Life can be busy any time of year, especially around the holidays.
The holidays often demand that we each deliberately make time for wellness and exercise. Like any of our daily preventive habits for overall health like brushing our teeth, physical wellness works best when practiced regularly.
Maintaining strength and stability is essential for our health and best accomplished by including both endurance and circulation training for our bracing muscles, and dynamic workouts for our action muscles.
Even if you only have 5 minutes to spare, science shows you can still reap multiple benefits from a quick workout.
The New York Times recently published an article titled “Really, Really Short Workouts” by Tara Parker-Pope.
Pope outlines several short, high-intensity interval training [HIIT] workouts. Anyone with any experience, or none, and any amount of time can try different HIIT workouts, making adjustments as needed. These scientifically-proven workouts incorporate a warm-up, with peaks of high-intensity exercise separated by lower-intensity, and a cool-down
Pope enthusiastically insists:
“You can try it with any aerobic activity you like. The principles of H.I.I.T. can be applied to running, biking, stair climbing, swimming, jumping rope, rowing, even hopping or skipping. [Yes, skipping!]”
HIIT is a step-up from traditional advice that one should be able to maintain a conversation while running or working out: instead, one shouldn’t be able to complete long-winded sentences. The focus is on increasing intensity to a point where chatting is difficult because the workout is challenging your body closer to its limits.
Pope recommends incorporating a HIIT workout three times a week.
Even the 4-minute workouts show an improvement in health benefits after 6 weeks. Benefits include increased endurance and lower glucose levels (even in diabetics, even in a single session). One study showed that even for those struggling with coronary artery disease, high-intensity interval training was not only safe—but better tolerated than a more moderate workout.
Additionally, HIIT burns more calories both before and after than continuous aerobic training. The intensity increases calorie consumption and your body continues burning calories for 2 hours after the workout.
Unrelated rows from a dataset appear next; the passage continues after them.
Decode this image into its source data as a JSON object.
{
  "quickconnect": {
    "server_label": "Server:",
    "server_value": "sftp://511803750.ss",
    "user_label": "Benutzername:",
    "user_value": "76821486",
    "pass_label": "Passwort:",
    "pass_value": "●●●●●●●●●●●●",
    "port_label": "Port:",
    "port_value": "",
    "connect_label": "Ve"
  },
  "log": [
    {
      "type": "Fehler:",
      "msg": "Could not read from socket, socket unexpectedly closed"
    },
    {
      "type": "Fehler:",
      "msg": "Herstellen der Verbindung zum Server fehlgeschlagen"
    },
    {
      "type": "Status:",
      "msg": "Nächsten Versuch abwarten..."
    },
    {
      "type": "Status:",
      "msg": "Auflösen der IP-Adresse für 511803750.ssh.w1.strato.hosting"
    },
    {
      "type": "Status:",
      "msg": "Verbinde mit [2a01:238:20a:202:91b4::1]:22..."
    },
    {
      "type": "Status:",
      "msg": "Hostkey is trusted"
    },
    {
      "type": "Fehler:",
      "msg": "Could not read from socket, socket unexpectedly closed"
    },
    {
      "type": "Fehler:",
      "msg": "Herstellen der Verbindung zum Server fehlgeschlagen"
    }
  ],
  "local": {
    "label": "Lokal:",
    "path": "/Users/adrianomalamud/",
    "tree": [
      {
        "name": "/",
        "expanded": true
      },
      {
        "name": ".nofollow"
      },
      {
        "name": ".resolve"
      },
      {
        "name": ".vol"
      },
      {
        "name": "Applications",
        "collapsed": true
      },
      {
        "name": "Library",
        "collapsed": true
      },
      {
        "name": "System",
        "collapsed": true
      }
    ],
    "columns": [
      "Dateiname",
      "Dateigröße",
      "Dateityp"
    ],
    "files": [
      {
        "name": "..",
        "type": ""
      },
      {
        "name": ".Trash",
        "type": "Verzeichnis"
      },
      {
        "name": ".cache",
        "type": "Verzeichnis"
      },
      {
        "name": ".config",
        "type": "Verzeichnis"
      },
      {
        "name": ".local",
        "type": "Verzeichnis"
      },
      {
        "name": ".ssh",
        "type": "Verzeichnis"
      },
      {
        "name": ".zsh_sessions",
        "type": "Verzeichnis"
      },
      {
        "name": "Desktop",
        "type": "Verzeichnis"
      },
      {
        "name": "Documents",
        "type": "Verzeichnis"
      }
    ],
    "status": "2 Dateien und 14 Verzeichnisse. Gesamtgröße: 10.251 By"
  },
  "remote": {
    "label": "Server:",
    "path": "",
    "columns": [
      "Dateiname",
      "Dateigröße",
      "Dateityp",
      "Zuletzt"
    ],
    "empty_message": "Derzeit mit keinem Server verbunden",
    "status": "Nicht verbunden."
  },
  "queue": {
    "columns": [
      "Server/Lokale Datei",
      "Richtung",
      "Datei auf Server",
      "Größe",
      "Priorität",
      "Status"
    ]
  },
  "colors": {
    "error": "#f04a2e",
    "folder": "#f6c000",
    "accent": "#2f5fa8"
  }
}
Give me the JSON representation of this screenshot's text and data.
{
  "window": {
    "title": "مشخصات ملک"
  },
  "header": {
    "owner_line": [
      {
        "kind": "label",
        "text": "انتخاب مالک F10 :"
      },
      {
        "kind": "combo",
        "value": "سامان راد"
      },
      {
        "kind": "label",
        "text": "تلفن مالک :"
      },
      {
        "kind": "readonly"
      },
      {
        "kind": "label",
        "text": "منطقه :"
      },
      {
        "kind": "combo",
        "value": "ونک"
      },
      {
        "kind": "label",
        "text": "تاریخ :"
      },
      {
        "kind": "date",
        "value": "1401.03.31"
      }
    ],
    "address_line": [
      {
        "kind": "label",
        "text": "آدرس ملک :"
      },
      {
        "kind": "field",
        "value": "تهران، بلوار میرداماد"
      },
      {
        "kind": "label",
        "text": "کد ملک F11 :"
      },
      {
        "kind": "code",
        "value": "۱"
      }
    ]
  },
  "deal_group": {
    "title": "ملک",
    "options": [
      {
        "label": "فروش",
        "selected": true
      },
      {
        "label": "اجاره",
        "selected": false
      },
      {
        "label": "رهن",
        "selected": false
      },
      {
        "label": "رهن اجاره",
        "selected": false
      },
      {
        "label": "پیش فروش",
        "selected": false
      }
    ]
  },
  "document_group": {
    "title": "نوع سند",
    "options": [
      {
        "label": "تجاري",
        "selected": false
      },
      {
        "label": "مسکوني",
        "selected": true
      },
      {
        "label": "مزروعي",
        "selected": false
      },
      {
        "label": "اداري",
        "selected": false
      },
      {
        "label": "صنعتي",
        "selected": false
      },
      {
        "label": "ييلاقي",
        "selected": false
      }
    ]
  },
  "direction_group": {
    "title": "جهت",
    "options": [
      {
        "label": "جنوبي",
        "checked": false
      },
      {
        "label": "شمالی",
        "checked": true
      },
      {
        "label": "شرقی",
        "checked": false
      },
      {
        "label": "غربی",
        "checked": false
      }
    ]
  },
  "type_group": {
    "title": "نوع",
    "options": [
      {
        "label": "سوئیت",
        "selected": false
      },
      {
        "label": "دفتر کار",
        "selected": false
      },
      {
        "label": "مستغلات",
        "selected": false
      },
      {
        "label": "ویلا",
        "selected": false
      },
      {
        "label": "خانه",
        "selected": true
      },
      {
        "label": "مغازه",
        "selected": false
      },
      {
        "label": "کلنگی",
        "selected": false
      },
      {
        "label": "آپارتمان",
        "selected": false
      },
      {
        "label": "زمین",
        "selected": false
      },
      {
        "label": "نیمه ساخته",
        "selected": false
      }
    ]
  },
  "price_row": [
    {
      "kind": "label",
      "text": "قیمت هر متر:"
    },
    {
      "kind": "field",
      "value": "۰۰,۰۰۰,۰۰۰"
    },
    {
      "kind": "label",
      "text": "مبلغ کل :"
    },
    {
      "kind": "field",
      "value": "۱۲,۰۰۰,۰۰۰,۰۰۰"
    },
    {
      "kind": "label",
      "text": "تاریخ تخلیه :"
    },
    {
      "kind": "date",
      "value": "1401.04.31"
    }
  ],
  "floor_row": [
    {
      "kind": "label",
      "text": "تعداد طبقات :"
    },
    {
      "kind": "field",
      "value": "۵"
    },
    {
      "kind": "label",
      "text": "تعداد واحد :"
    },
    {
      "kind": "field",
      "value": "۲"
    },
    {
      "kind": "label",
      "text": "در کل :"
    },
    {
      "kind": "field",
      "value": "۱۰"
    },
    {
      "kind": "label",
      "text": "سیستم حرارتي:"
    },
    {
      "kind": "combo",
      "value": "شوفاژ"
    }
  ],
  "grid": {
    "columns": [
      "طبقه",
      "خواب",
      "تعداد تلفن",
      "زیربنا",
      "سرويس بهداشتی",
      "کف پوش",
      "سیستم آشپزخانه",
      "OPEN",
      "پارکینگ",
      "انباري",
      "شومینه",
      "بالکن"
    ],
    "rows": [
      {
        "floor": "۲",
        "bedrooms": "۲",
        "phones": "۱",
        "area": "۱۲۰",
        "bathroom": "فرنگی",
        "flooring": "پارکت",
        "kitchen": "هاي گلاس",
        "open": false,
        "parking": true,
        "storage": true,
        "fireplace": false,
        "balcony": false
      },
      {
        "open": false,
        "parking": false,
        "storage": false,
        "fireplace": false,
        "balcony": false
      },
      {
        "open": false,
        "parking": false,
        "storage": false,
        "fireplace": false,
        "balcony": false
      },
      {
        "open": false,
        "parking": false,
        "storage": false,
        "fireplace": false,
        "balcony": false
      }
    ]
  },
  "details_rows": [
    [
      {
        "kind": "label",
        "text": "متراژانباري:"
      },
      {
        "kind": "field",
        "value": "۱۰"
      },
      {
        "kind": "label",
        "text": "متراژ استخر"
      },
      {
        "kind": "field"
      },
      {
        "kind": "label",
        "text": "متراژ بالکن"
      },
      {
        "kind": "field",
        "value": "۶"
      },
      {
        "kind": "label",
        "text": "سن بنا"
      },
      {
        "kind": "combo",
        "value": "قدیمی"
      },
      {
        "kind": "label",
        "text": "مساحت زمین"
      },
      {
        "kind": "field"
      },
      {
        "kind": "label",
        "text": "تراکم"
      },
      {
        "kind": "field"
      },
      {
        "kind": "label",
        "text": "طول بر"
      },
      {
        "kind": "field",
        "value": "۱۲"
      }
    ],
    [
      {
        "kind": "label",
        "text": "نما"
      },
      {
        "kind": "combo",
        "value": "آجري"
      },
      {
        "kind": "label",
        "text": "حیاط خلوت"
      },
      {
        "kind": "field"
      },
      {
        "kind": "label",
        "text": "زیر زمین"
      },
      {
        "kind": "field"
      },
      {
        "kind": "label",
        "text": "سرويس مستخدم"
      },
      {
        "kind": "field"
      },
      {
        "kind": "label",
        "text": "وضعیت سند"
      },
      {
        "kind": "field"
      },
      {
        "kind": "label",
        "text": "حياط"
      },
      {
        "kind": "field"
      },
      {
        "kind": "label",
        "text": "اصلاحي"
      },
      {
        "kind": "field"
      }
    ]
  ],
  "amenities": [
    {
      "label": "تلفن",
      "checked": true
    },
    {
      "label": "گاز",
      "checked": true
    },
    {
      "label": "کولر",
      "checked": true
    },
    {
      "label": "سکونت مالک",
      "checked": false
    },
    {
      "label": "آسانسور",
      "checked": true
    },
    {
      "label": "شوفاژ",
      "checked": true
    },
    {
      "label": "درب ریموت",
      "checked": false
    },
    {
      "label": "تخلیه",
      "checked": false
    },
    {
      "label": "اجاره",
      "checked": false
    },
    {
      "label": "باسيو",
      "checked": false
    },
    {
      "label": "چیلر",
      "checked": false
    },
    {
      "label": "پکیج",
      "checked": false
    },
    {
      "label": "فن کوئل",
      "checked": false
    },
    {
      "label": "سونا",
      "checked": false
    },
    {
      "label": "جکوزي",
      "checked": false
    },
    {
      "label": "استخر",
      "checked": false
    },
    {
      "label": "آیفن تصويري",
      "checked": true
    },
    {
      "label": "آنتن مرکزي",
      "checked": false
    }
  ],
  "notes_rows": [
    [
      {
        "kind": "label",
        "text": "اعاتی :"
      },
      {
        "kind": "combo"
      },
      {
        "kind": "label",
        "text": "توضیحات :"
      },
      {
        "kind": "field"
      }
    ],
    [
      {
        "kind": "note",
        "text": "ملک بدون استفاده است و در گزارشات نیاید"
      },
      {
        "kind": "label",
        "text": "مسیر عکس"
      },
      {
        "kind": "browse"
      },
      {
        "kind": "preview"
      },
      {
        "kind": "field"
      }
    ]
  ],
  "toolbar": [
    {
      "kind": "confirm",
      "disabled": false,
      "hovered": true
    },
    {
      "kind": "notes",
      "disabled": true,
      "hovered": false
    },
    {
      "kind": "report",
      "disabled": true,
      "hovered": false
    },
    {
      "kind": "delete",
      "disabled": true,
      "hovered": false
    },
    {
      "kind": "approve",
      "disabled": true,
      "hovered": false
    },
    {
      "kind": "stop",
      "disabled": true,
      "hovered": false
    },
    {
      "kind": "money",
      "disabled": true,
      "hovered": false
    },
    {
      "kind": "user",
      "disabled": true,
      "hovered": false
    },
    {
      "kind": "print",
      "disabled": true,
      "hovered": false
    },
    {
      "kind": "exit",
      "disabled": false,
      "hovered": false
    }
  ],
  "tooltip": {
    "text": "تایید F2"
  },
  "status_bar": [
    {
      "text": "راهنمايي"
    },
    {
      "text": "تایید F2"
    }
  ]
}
The benefits of high-intensity interval training extend past mere increased calorie burn: people report more enjoyment from HIIT than moderate-intensity activity. This benefit has a two-fold effect: people stick to workouts that they enjoy. A short, consistent workout is better than sporadic exercise or no exercise at all.
HIIT also improves cardiovascular health by working out your blood vessels. Exercise physiologist and athletic trainer Scott Weiss, C.S.C.S. explains, “HIIT increases the flexibility and elasticity of arteries and veins better than continuous aerobic exercise. Because of the increased pressure demand of HIIT, the vessels actually get a workout as well.”
Arguably, the greatest gain of high-intensity interval training is in the shortened yet still highly effective workouts. Hectic schedules can incorporate HIIT into a lunch break or an early morning quiet time.
Your body craves both variety and stability – without stability, back pain can spoil a holiday; without variety, action muscles aren’t challenged.
All it takes is 5 minutes. Aim for variety, and most important, have fun.